I've long been a little envious of people like you, who saw through the silliness of religion even as kids. I was just too lazy or timid or dumb to begin doubting until near-adulthood. Good on you!

(Never heard of the Arch Books; the JWs didn't encourage the reading of any publications but their own. Thanks to your comment and Google, I now know a wee bit about them. Hmm, God's Fire for Elijah might be good; that was one of the few Bible stories I liked. It's gruesome and hideous, but offers some nice literal toilet humor. And while I don't see it among the offerings, there must be an Arch book about the three guys who were tossed into the furnace, another fine potboiler tale to curl a kid's clip-on Sunday necktie. Alas, despite a couple of Old Testament page-turners, I still had to turn to proper Norse or Greek mythology for the good stuff, like real hero-on-monster action.)

I saw some inconsistencies early on.  I even asked Sister Mary Esther how we knew that our god was the real deal (Catholic school for a couple of years).  She further helped me doubt my faith by answering; "WE JUST KNOW".  Now I wonder if she had her own doubts.  A lot of other teachers would have snowballed a 3rd grader with all sorts of rhetoric.

I didn't totally let go of god until high school.  It was a journey.

I like hearing about the JW stuff.  My wife is a recovering Mormon.  Each faith has its own idiosyncrasies that are interesting to hear about.

defaithed's picture

Likewise, I have a mild interest in things Mormon; that sect has always seemed to have some points in common with the JWs, though I'm sure the similarities don't stand up to deep scrutiny.

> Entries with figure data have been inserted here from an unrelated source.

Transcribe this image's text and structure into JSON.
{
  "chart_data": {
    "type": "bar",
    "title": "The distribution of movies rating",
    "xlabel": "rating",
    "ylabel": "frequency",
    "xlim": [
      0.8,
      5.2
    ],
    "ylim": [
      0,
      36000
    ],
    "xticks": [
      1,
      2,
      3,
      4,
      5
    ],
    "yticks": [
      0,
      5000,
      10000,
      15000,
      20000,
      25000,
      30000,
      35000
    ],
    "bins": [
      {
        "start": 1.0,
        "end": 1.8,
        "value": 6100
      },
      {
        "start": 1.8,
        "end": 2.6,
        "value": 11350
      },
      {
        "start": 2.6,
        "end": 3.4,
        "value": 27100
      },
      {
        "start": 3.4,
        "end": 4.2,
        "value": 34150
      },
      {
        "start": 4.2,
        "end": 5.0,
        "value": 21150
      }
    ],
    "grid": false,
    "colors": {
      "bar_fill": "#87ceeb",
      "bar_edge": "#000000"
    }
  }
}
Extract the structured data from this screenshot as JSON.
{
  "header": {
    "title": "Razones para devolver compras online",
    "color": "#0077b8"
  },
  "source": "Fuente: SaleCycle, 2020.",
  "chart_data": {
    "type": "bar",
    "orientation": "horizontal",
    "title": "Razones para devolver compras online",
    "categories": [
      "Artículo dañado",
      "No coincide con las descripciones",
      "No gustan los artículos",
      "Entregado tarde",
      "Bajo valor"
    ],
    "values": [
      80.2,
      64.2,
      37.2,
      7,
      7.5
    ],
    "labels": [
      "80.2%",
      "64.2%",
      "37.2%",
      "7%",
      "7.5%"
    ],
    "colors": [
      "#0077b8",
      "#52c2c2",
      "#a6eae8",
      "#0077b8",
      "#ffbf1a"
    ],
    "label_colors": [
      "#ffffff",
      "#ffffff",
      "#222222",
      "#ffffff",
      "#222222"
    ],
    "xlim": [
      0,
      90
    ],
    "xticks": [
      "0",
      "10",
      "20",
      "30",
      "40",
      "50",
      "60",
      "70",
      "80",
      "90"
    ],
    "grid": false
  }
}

Still, the two share some niche overlap in the religion ecosystem.

I think a lot of "common knowledge" about Mormonism is wrong, which adds a wee bit to the interest. To pick a trivial example, the well-known commandments against coffee or cola turn out to be matters of individual choice, though there is some pressure from the Church. (If I have that right, that is; I might still be way off.)

Religion can be interesting stuff to observe, precisely in the way that people like Dawkins suggest: as a study of a major facet of society and culture. Not as a guide to reality or morality!